The policeman grunted and switched to English. “We do not have murders in our town. This ruthless killer will be caught, I assure you, Madame.”
It was touching, really, that at least some of the people of Avallon believed there could not be a terrible criminal residing alongside them. But the chocolatier’s gossip and the dentist assistant’s eagerness to add to the minority view was an alert that crime could happen anywhere and be committed by one’s neighbor.
“Are you able to share any news? I only ask because the people I’ve spoken to in some of the shops are nervous. What if it’s someone who might kill again?”
The policeman looked out the window, but didn’t say anything. As Katherine was about to give up and leave, he spoke. “We are looking at everyone who knew her. We are asking for information on any strangers who were here the few days before her death. We may not know who did this at this moment, but we will find the guilty person, definitely, bien sûr.”
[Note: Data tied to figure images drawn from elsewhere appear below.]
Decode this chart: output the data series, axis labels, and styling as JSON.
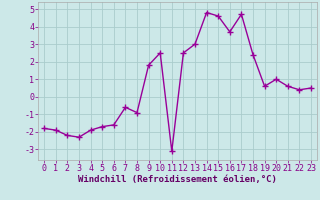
{
  "x": [
    0,
    1,
    2,
    3,
    4,
    5,
    6,
    7,
    8,
    9,
    10,
    11,
    12,
    13,
    14,
    15,
    16,
    17,
    18,
    19,
    20,
    21,
    22,
    23
  ],
  "y": [
    -1.8,
    -1.9,
    -2.2,
    -2.3,
    -1.9,
    -1.7,
    -1.6,
    -0.6,
    -0.9,
    1.8,
    2.5,
    -3.1,
    2.5,
    3.0,
    4.8,
    4.6,
    3.7,
    4.7,
    2.4,
    0.6,
    1.0,
    0.6,
    0.4,
    0.5
  ],
  "line_color": "#990099",
  "marker": "+",
  "markersize": 4,
  "linewidth": 1.0,
  "xlabel": "Windchill (Refroidissement éolien,°C)",
  "xlabel_fontsize": 6.5,
  "background_color": "#cce8e8",
  "grid_color": "#aacccc",
  "yticks": [
    -3,
    -2,
    -1,
    0,
    1,
    2,
    3,
    4,
    5
  ],
  "xticks": [
    0,
    1,
    2,
    3,
    4,
    5,
    6,
    7,
    8,
    9,
    10,
    11,
    12,
    13,
    14,
    15,
    16,
    17,
    18,
    19,
    20,
    21,
    22,
    23
  ],
  "ylim": [
    -3.6,
    5.4
  ],
  "xlim": [
    -0.5,
    23.5
  ],
  "tick_fontsize": 6.0,
  "tick_color": "#880088",
  "label_color": "#660066"
}
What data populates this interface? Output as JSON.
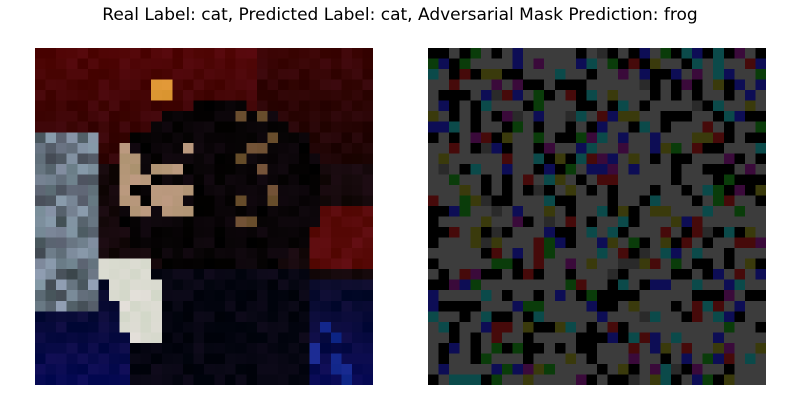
{
  "figure": {
    "title": "Real Label: cat, Predicted Label: cat, Adversarial Mask Prediction: frog"
  },
  "images": [
    {
      "name": "original-image",
      "grid": 32,
      "description_colors": {
        "background_top": "#4a0000",
        "background_bottom": "#0a0a30",
        "highlight": "#e8e2d4"
      }
    },
    {
      "name": "adversarial-mask",
      "grid": 32,
      "palette": [
        "#3c3c3c",
        "#000000",
        "#0d0d55",
        "#0b4a4a",
        "#3a3a0c",
        "#460a0a",
        "#0a3c0a",
        "#3a0a3a",
        "#2a2a2a"
      ]
    }
  ]
}
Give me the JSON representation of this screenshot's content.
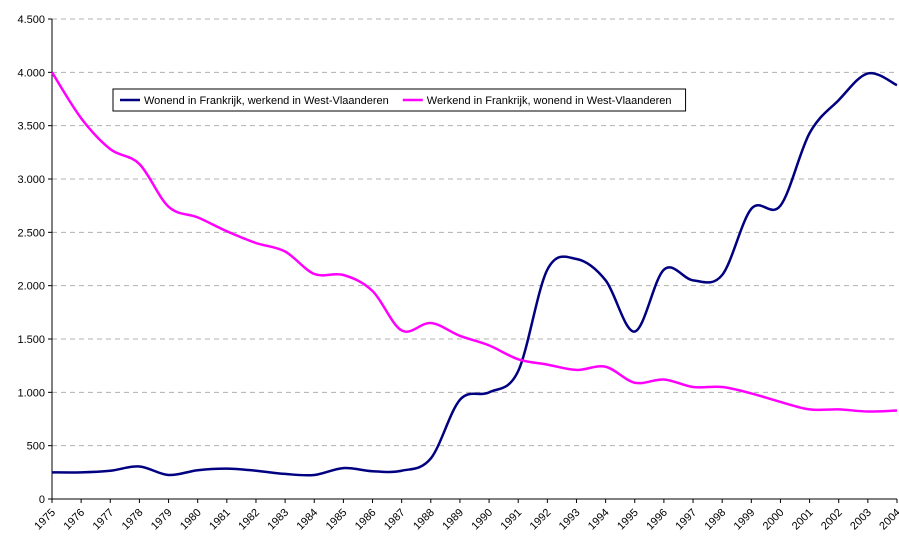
{
  "chart_data": {
    "type": "line",
    "categories": [
      "1975",
      "1976",
      "1977",
      "1978",
      "1979",
      "1980",
      "1981",
      "1982",
      "1983",
      "1984",
      "1985",
      "1986",
      "1987",
      "1988",
      "1989",
      "1990",
      "1991",
      "1992",
      "1993",
      "1994",
      "1995",
      "1996",
      "1997",
      "1998",
      "1999",
      "2000",
      "2001",
      "2002",
      "2003",
      "2004"
    ],
    "series": [
      {
        "name": "Wonend in Frankrijk, werkend in West-Vlaanderen",
        "color": "#000080",
        "values": [
          250,
          250,
          265,
          305,
          225,
          270,
          285,
          265,
          235,
          225,
          290,
          260,
          265,
          380,
          930,
          1000,
          1200,
          2150,
          2250,
          2050,
          1570,
          2150,
          2050,
          2100,
          2720,
          2750,
          3430,
          3740,
          3990,
          3880
        ]
      },
      {
        "name": "Werkend in Frankrijk, wonend in West-Vlaanderen",
        "color": "#ff00ff",
        "values": [
          4000,
          3570,
          3280,
          3140,
          2740,
          2640,
          2510,
          2400,
          2320,
          2110,
          2100,
          1950,
          1580,
          1650,
          1530,
          1440,
          1310,
          1260,
          1210,
          1240,
          1090,
          1120,
          1050,
          1050,
          990,
          910,
          840,
          840,
          820,
          830
        ]
      }
    ],
    "ylim": [
      0,
      4500
    ],
    "yticks": [
      0,
      500,
      {
        "value": 1000,
        "label": "1.000"
      },
      {
        "value": 1500,
        "label": "1.500"
      },
      {
        "value": 2000,
        "label": "2.000"
      },
      {
        "value": 2500,
        "label": "2.500"
      },
      {
        "value": 3000,
        "label": "3.000"
      },
      {
        "value": 3500,
        "label": "3.500"
      },
      {
        "value": 4000,
        "label": "4.000"
      },
      {
        "value": 4500,
        "label": "4.500"
      }
    ],
    "grid": true
  }
}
Katherine opened her mouth to mention the stranger that the man in the candy store had told her about at the same moment he uttered an exclamation. Curious, she looked out the window. A garbage truck was backing slowly along the alley. It stopped at the building next to the museum, the two properties being separated by a stone wall, and a young man in a reflective vest came around the back of the truck to disappear through a gate into the next little yard, which was paved over. Seconds later, he was back with a small trash can that he put on a lift to be upended into the truck. He let the empty can bang on the concrete as he returned it, then he came over to the side wall of the museum and, to Katherine’s surprise and, apparently, the policeman’s, since he uttered another exclamation, ducked into a short door in the wall that Katherine hadn’t seen from the angle of the window and disappeared from their sight. A door banged and there he was with a different trash can, ducking back through the adjoining side wall and headed to the neighbor’s alley gate.
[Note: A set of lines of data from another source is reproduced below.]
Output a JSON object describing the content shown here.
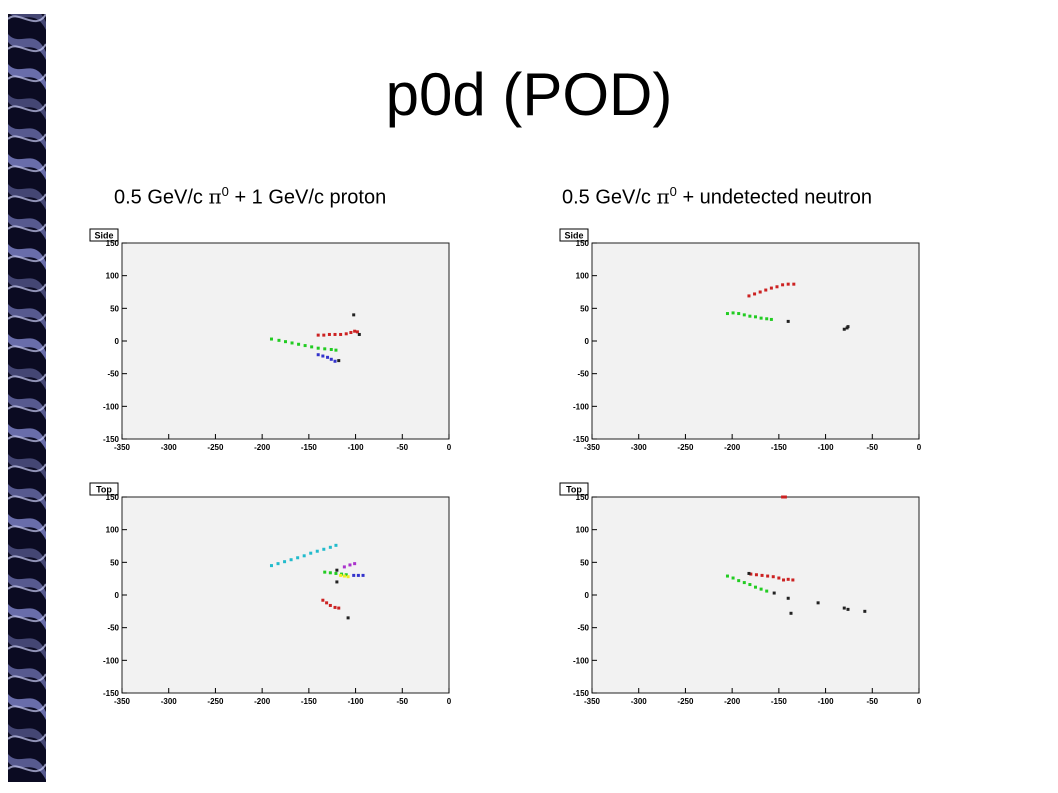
{
  "slide": {
    "title": "p0d (POD)",
    "subtitles": {
      "left_prefix": "0.5 GeV/c ",
      "left_symbol": "π",
      "left_sup": "0",
      "left_suffix": " + 1 GeV/c proton",
      "right_prefix": "0.5 GeV/c ",
      "right_symbol": "π",
      "right_sup": "0",
      "right_suffix": " + undetected neutron"
    }
  },
  "colors": {
    "plot_bg": "#f2f2f2",
    "frame": "#222222",
    "sidebar_dark": "#0b0b22",
    "sidebar_light": "#8a8fd8"
  },
  "chart_data": [
    {
      "type": "scatter",
      "label": "Side",
      "event": "0.5 GeV/c π0 + 1 GeV/c proton",
      "xlim": [
        -350,
        0
      ],
      "ylim": [
        -150,
        150
      ],
      "xticks": [
        -350,
        -300,
        -250,
        -200,
        -150,
        -100,
        -50,
        0
      ],
      "yticks": [
        150,
        100,
        50,
        0,
        -50,
        -100,
        -150
      ],
      "series": [
        {
          "color": "#22cc22",
          "points": [
            [
              -190,
              3
            ],
            [
              -182,
              1
            ],
            [
              -175,
              -1
            ],
            [
              -168,
              -3
            ],
            [
              -161,
              -5
            ],
            [
              -154,
              -7
            ],
            [
              -147,
              -9
            ],
            [
              -140,
              -11
            ],
            [
              -133,
              -12
            ],
            [
              -126,
              -13
            ],
            [
              -121,
              -14
            ]
          ]
        },
        {
          "color": "#cc2222",
          "points": [
            [
              -140,
              9
            ],
            [
              -134,
              9
            ],
            [
              -128,
              10
            ],
            [
              -122,
              10
            ],
            [
              -116,
              10
            ],
            [
              -110,
              11
            ],
            [
              -105,
              13
            ],
            [
              -101,
              15
            ],
            [
              -98,
              14
            ]
          ]
        },
        {
          "color": "#3333cc",
          "points": [
            [
              -140,
              -21
            ],
            [
              -135,
              -23
            ],
            [
              -130,
              -25
            ],
            [
              -126,
              -28
            ],
            [
              -122,
              -31
            ]
          ]
        },
        {
          "color": "#222222",
          "points": [
            [
              -102,
              40
            ],
            [
              -118,
              -30
            ],
            [
              -96,
              10
            ]
          ]
        }
      ]
    },
    {
      "type": "scatter",
      "label": "Side",
      "event": "0.5 GeV/c π0 + undetected neutron",
      "xlim": [
        -350,
        0
      ],
      "ylim": [
        -150,
        150
      ],
      "xticks": [
        -350,
        -300,
        -250,
        -200,
        -150,
        -100,
        -50,
        0
      ],
      "yticks": [
        150,
        100,
        50,
        0,
        -50,
        -100,
        -150
      ],
      "series": [
        {
          "color": "#cc2222",
          "points": [
            [
              -182,
              69
            ],
            [
              -176,
              72
            ],
            [
              -170,
              75
            ],
            [
              -164,
              78
            ],
            [
              -158,
              81
            ],
            [
              -152,
              83
            ],
            [
              -146,
              86
            ],
            [
              -140,
              87
            ],
            [
              -134,
              87
            ]
          ]
        },
        {
          "color": "#22cc22",
          "points": [
            [
              -205,
              42
            ],
            [
              -199,
              43
            ],
            [
              -193,
              42
            ],
            [
              -187,
              40
            ],
            [
              -181,
              38
            ],
            [
              -175,
              37
            ],
            [
              -169,
              35
            ],
            [
              -163,
              34
            ],
            [
              -158,
              33
            ]
          ]
        },
        {
          "color": "#222222",
          "points": [
            [
              -140,
              30
            ],
            [
              -80,
              18
            ],
            [
              -77,
              20
            ],
            [
              -76,
              22
            ]
          ]
        }
      ]
    },
    {
      "type": "scatter",
      "label": "Top",
      "event": "0.5 GeV/c π0 + 1 GeV/c proton",
      "xlim": [
        -350,
        0
      ],
      "ylim": [
        -150,
        150
      ],
      "xticks": [
        -350,
        -300,
        -250,
        -200,
        -150,
        -100,
        -50,
        0
      ],
      "yticks": [
        150,
        100,
        50,
        0,
        -50,
        -100,
        -150
      ],
      "series": [
        {
          "color": "#22bbcc",
          "points": [
            [
              -190,
              45
            ],
            [
              -183,
              48
            ],
            [
              -176,
              51
            ],
            [
              -169,
              54
            ],
            [
              -162,
              57
            ],
            [
              -155,
              60
            ],
            [
              -148,
              64
            ],
            [
              -141,
              67
            ],
            [
              -134,
              70
            ],
            [
              -127,
              73
            ],
            [
              -121,
              76
            ]
          ]
        },
        {
          "color": "#22cc22",
          "points": [
            [
              -133,
              35
            ],
            [
              -127,
              34
            ],
            [
              -121,
              33
            ],
            [
              -115,
              32
            ],
            [
              -110,
              31
            ]
          ]
        },
        {
          "color": "#3333cc",
          "points": [
            [
              -102,
              30
            ],
            [
              -97,
              30
            ],
            [
              -92,
              30
            ]
          ]
        },
        {
          "color": "#eeee22",
          "points": [
            [
              -116,
              30
            ],
            [
              -112,
              29
            ],
            [
              -108,
              28
            ]
          ]
        },
        {
          "color": "#aa33cc",
          "points": [
            [
              -112,
              43
            ],
            [
              -106,
              46
            ],
            [
              -101,
              48
            ]
          ]
        },
        {
          "color": "#cc2222",
          "points": [
            [
              -135,
              -8
            ],
            [
              -131,
              -12
            ],
            [
              -127,
              -16
            ],
            [
              -122,
              -19
            ],
            [
              -118,
              -20
            ]
          ]
        },
        {
          "color": "#222222",
          "points": [
            [
              -120,
              20
            ],
            [
              -108,
              -35
            ],
            [
              -120,
              38
            ]
          ]
        }
      ]
    },
    {
      "type": "scatter",
      "label": "Top",
      "event": "0.5 GeV/c π0 + undetected neutron",
      "xlim": [
        -350,
        0
      ],
      "ylim": [
        -150,
        150
      ],
      "xticks": [
        -350,
        -300,
        -250,
        -200,
        -150,
        -100,
        -50,
        0
      ],
      "yticks": [
        150,
        100,
        50,
        0,
        -50,
        -100,
        -150
      ],
      "series": [
        {
          "color": "#cc2222",
          "points": [
            [
              -180,
              32
            ],
            [
              -174,
              31
            ],
            [
              -168,
              30
            ],
            [
              -162,
              29
            ],
            [
              -156,
              28
            ],
            [
              -150,
              26
            ],
            [
              -145,
              23
            ],
            [
              -140,
              24
            ],
            [
              -135,
              23
            ],
            [
              -146,
              150
            ],
            [
              -143,
              150
            ]
          ]
        },
        {
          "color": "#22cc22",
          "points": [
            [
              -205,
              29
            ],
            [
              -199,
              26
            ],
            [
              -193,
              22
            ],
            [
              -187,
              19
            ],
            [
              -181,
              16
            ],
            [
              -175,
              12
            ],
            [
              -169,
              9
            ],
            [
              -163,
              6
            ]
          ]
        },
        {
          "color": "#222222",
          "points": [
            [
              -182,
              33
            ],
            [
              -155,
              3
            ],
            [
              -140,
              -5
            ],
            [
              -108,
              -12
            ],
            [
              -80,
              -20
            ],
            [
              -76,
              -22
            ],
            [
              -58,
              -25
            ],
            [
              -137,
              -28
            ]
          ]
        }
      ]
    }
  ]
}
The policeman muttered, “Merde,” and hurried out of the salon. Katherine heard him crashing down the stairs and stayed where she was. Okay, this was important, but why? The truck was backing along the alley. Did that mean there was only one way to access it? But the gendarmes’ station was only a couple of streets away and surely they figured that out already. They already knew the trash was picked up by the municipal service. They had talked to Jeannette, who explained she put it out on Tuesday while she was cleaning up.
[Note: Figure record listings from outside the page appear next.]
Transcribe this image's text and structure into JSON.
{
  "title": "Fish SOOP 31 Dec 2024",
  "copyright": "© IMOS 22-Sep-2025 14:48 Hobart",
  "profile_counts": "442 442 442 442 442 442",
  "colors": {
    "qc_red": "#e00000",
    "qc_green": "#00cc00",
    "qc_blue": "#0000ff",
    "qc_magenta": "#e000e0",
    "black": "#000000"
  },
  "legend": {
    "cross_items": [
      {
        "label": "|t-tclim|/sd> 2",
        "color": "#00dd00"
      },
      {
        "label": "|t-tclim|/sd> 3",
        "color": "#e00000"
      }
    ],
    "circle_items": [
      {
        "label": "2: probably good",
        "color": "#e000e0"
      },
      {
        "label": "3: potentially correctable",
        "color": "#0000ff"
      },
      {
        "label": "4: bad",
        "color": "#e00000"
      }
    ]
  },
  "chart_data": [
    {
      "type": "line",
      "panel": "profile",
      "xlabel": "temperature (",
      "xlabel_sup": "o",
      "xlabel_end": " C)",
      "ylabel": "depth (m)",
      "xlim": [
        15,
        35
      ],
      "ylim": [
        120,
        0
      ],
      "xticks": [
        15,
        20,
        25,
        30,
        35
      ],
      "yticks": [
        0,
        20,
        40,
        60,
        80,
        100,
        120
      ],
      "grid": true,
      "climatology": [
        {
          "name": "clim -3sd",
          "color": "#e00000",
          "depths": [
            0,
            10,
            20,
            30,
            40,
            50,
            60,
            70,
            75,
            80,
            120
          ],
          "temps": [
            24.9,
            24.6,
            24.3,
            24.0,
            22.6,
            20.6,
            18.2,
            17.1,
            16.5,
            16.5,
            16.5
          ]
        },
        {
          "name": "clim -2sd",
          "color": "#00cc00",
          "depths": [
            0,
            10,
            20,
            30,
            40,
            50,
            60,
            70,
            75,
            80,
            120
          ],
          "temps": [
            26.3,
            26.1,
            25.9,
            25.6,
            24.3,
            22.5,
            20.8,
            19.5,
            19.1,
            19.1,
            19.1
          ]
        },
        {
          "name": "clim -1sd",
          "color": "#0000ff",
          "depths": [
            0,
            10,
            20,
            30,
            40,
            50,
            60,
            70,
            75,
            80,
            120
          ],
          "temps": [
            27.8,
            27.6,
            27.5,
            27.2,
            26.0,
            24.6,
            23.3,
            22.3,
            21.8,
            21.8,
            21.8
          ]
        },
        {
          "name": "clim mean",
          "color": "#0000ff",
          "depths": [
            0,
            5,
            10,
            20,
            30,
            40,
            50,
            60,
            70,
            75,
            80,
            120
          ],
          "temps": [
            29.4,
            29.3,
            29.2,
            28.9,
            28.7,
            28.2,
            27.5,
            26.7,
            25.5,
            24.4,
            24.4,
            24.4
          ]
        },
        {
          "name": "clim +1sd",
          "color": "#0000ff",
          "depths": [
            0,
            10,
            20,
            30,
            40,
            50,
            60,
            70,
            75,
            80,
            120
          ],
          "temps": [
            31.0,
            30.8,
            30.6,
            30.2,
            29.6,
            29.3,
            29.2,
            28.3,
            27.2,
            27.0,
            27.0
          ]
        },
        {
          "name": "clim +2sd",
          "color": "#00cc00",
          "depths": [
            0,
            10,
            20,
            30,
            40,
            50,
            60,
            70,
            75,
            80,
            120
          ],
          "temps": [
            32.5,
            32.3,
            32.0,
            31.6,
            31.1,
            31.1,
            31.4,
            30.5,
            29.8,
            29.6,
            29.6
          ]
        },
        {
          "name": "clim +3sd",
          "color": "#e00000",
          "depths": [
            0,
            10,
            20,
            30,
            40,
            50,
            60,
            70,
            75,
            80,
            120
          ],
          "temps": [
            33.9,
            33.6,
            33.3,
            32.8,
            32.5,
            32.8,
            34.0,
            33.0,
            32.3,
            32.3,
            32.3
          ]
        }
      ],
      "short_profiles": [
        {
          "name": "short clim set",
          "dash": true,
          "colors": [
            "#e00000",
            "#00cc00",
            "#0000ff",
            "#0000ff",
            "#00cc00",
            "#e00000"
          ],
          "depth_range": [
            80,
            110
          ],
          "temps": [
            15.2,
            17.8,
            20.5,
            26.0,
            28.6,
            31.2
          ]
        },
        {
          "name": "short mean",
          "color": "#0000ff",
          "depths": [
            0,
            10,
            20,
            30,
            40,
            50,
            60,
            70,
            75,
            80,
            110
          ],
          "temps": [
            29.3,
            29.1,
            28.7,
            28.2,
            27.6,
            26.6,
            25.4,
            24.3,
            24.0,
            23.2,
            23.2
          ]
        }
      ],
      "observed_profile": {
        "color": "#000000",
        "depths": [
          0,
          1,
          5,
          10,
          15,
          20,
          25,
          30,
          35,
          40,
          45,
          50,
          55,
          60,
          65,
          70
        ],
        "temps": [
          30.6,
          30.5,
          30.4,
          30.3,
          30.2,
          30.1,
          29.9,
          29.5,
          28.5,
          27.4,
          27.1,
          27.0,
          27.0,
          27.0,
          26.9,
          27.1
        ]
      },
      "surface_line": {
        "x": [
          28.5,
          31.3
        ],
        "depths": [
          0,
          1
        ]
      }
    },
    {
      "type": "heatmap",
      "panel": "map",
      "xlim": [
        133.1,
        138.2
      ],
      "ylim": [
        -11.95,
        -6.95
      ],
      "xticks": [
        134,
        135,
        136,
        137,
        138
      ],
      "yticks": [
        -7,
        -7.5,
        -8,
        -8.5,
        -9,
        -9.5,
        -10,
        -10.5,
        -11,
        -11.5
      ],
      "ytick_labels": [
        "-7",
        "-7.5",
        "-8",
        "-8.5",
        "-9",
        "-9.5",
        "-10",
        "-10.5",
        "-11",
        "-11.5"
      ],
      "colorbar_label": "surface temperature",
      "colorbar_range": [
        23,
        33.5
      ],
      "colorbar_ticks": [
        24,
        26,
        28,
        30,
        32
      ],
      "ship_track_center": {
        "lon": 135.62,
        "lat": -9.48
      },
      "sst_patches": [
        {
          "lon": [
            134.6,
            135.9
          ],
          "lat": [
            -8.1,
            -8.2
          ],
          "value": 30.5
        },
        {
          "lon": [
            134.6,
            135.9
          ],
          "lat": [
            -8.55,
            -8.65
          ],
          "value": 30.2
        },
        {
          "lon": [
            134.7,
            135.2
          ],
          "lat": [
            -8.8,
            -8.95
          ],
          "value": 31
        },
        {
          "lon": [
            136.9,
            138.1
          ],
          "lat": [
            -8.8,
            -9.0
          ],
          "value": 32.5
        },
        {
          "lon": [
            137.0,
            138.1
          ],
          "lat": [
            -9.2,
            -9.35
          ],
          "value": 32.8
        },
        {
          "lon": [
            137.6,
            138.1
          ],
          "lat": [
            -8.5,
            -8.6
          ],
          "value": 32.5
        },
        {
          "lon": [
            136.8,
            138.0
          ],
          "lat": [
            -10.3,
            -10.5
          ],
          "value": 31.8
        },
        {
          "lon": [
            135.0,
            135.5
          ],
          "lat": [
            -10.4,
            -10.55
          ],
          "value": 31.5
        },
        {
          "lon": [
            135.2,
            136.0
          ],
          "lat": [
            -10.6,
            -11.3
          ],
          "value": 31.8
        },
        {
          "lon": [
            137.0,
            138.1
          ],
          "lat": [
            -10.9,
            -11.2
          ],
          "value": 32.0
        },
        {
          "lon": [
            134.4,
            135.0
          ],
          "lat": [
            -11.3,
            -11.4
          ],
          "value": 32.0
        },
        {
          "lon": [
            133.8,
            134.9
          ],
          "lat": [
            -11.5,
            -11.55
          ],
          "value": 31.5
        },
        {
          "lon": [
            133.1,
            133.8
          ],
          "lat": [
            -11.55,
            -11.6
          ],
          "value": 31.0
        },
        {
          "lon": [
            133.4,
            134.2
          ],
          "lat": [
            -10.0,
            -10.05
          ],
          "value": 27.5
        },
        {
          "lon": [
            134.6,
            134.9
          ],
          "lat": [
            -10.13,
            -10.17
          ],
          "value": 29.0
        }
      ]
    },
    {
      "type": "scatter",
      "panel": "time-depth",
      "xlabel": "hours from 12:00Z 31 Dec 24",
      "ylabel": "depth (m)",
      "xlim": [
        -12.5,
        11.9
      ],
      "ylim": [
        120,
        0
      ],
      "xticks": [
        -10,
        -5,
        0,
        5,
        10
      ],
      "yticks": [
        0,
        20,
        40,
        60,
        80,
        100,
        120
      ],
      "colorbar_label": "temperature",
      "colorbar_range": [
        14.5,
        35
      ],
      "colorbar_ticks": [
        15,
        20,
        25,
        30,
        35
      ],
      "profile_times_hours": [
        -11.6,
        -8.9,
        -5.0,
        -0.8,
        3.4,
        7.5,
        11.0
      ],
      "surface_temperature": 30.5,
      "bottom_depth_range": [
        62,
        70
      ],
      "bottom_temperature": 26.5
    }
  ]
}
Filing the incident away to share with Pippa, who would undoubtedly seize on it and add some kind of outlandish interpretation, Katherine turned away from the window. She remembered the flimsy piece of paper she had jammed in her pocket, the one that was caught in the hem of the droopy velvet drape. Pulling it out, she smoothed it enough to read it. It had an unusual medieval-style cross underneath which was, she guessed, a prayer or a piece of scripture. The announcement of a “special Mass” with a time but not a date. Written in an elegant, swooping hand diagonally across the page was a message. “Dieu t’aime,” God loves you. Interesting, the “you” was the familiar “tu” form that made the message seem more personal. A religious tract, perhaps?
Katherine stuffed the paper back in her pocket, not sure it meant anything. What she needed right now was a warm café and a hot chocolate. Maybe she could persuade Madame to come with her. The dear woman badly needed some cheering up.